The easiest way to give your wizard access to new spells is via spell scrolls. Also, any wizard enemy they defeat could have a spellbook they could take. Generally any time my players defeat an enemy spellcaster with "...has the following wizard spells prepared:" in their spellcasting block I'll include a spellbook with their list of prepared spells as loot.

A start-from-scratch Wizard PC starts with a spellbook with six 1st-level wizard spells of their choice.

Q2. How the hell do I calculate cost of copying spells from one book to another
Google searches mostly show 50gp & 2hr per level; my player made the observation that he has ink and paper and components in the inventory that he should get some discount for the price. After some discussion we decided on having him purchase "spell copying kit" at any shop for the price of 50gp, but he can carry multiple kit so that if they're on the road he can copy additional spells during short/long rest.

50gp and 2hr per spell level is correct.

Player's Handbook wrote:

Copying a Spell into the Book. When you find a wizard spell of 1st level or higher, you can add it to your spellbook if it is of a spell level you can prepare and if you can spare the time to decipher and copy it.

Copying that spell into your spellbook involves reproducing the basic form of the spell, then deciphering the unique system of notation used by the wizard who wrote it. You must practice the spell until you understand the sounds or gestures required, then transcribe it into your spellbook using your own notation.

For each level of the spell, the process takes 2 hours and costs 50 gp. The cost represents material components you expend as you experiment with the spell to master it, as well as the fine inks you need to record it. Once you have spent this time and money, you can prepare the spell just like your other spells.

Thanks folks for the response. That's something for me to think about when preparing.

Side note; I just scrolled up a bit and

Eleima wrote:

Thank you MilkmanDanimal and kenada for the feedback! I'm in no particular rush, but I'm shopping around for some adventures to take my players on further down the road.
...
My inexperience as a DM is almost painful sometimes, but I feel I make up for that in improv sometimes.

Hello friend, nice to see a familiar face (name?) diving into the world of DM around the same time. My inexperience is painful too, but thankfully my players couldn't recognize them Too many times I needed to tell them after a session "so uh I screwed up [that situation] and it probably should've been done like this..."

LIitle late to the party here, but I have run both Hoard of the Dragon Queen and Storm King's Thunder.

HotDQ suffers from being written as 5e was finalizing their ruleset as others pointed out. It was created to be released at the same time as the player's handbook, so things weren't completely finalized and it is apparent things like monsters changed (there is a fight against 4 CR 8 monsters when the players are level 4).

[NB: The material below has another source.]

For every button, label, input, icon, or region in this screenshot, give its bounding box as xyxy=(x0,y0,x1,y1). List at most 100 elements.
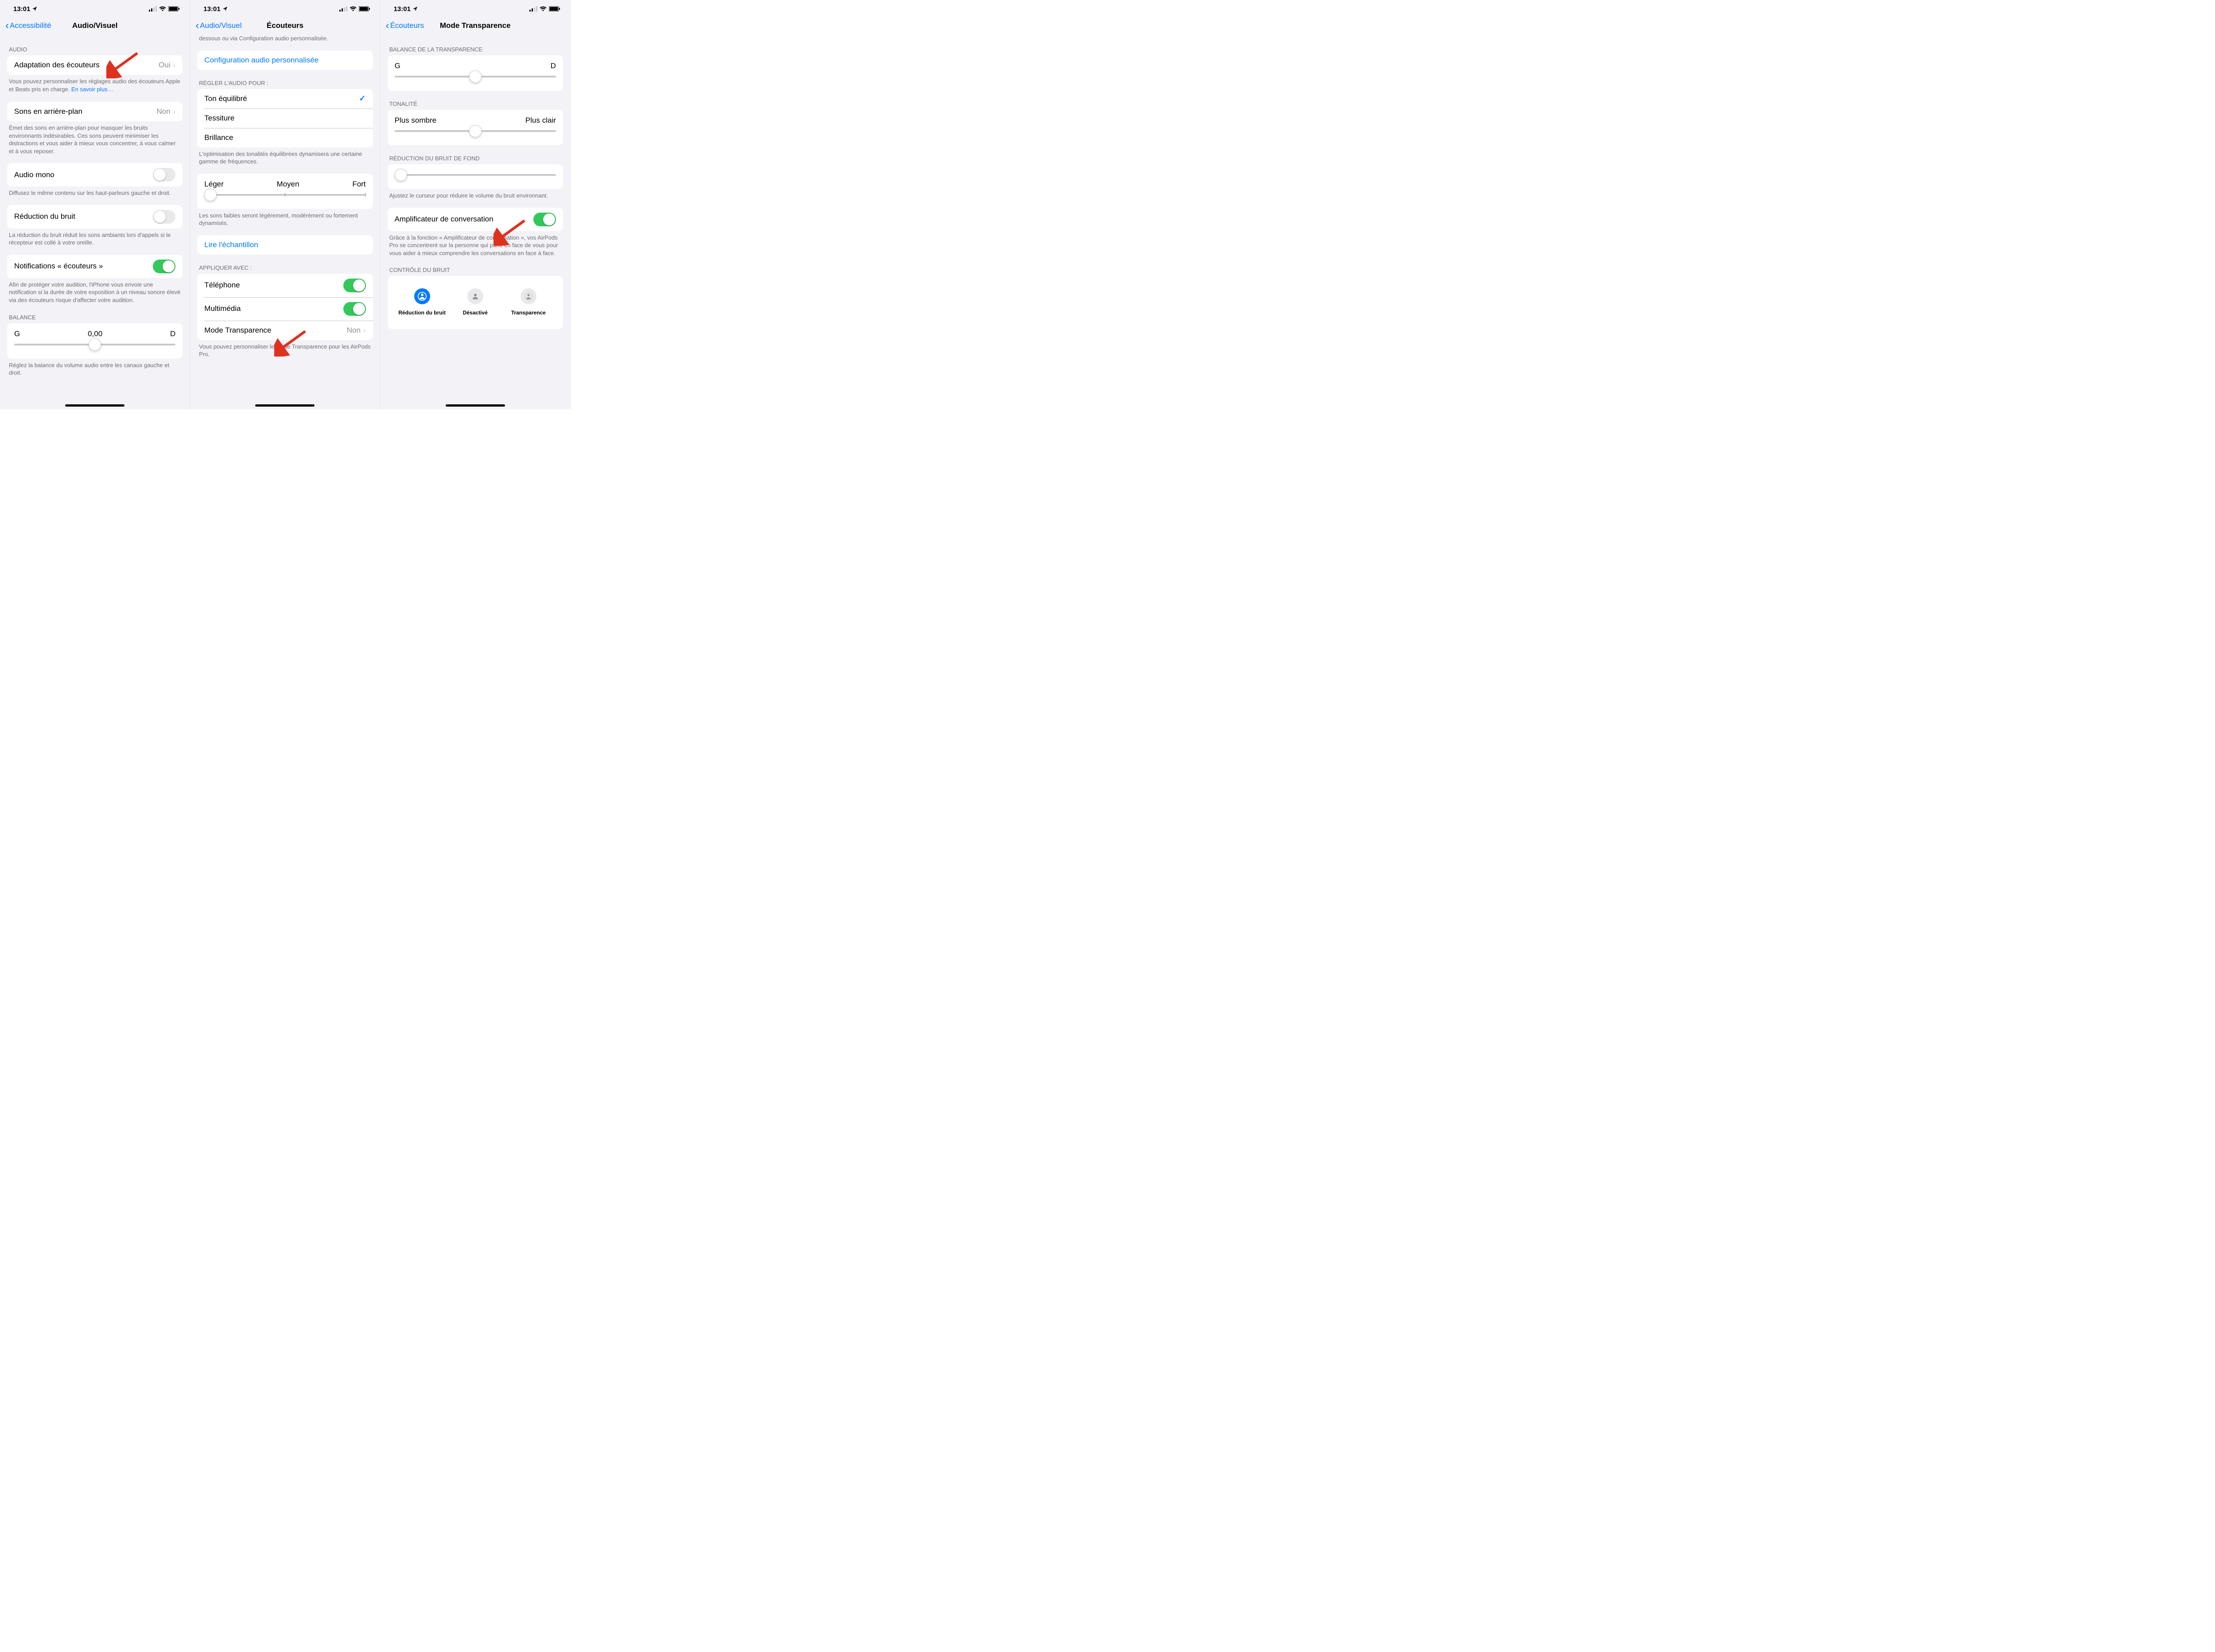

The story is on fairly tight rails, with some small breaks available in a couple chapters where they are potentially ahead of their quarry and can take some time to explore a town. I think it would work a lot better for at least a DM steeped in Forgotten's Realm lore as the party makes a highlight trip up the Sword Coast. I have not tried the rerelease to see what changed, but if your group is into a more structured campaign, I think HotDQ would be a good option. Memorable enemies and a goal to pursue from early on.

Storm King's Thunder is a smartly made adventure, but suffers from a mix of expectations. The story tries to hide itself in the beginning, trying to give a "sandbox" feel to the adventure. When I ran it, it seemed somewhat at odds with itself, trying to raise this tension of "Giants are doing something!" but also locals being like "Giants are just being giants". I think if you lean into the "Something is off with the giants" factor a little harder and really dig that hook into your players, it could be an interesting campaign. The adventure as written is tough, I ended up TPKing my party about halfway through.

Without knowing your players or what the updated HotDQ is like, I would recommend SKT over it, but I did enjoy what I played of Hoard, just wish I had known more about FR at the time.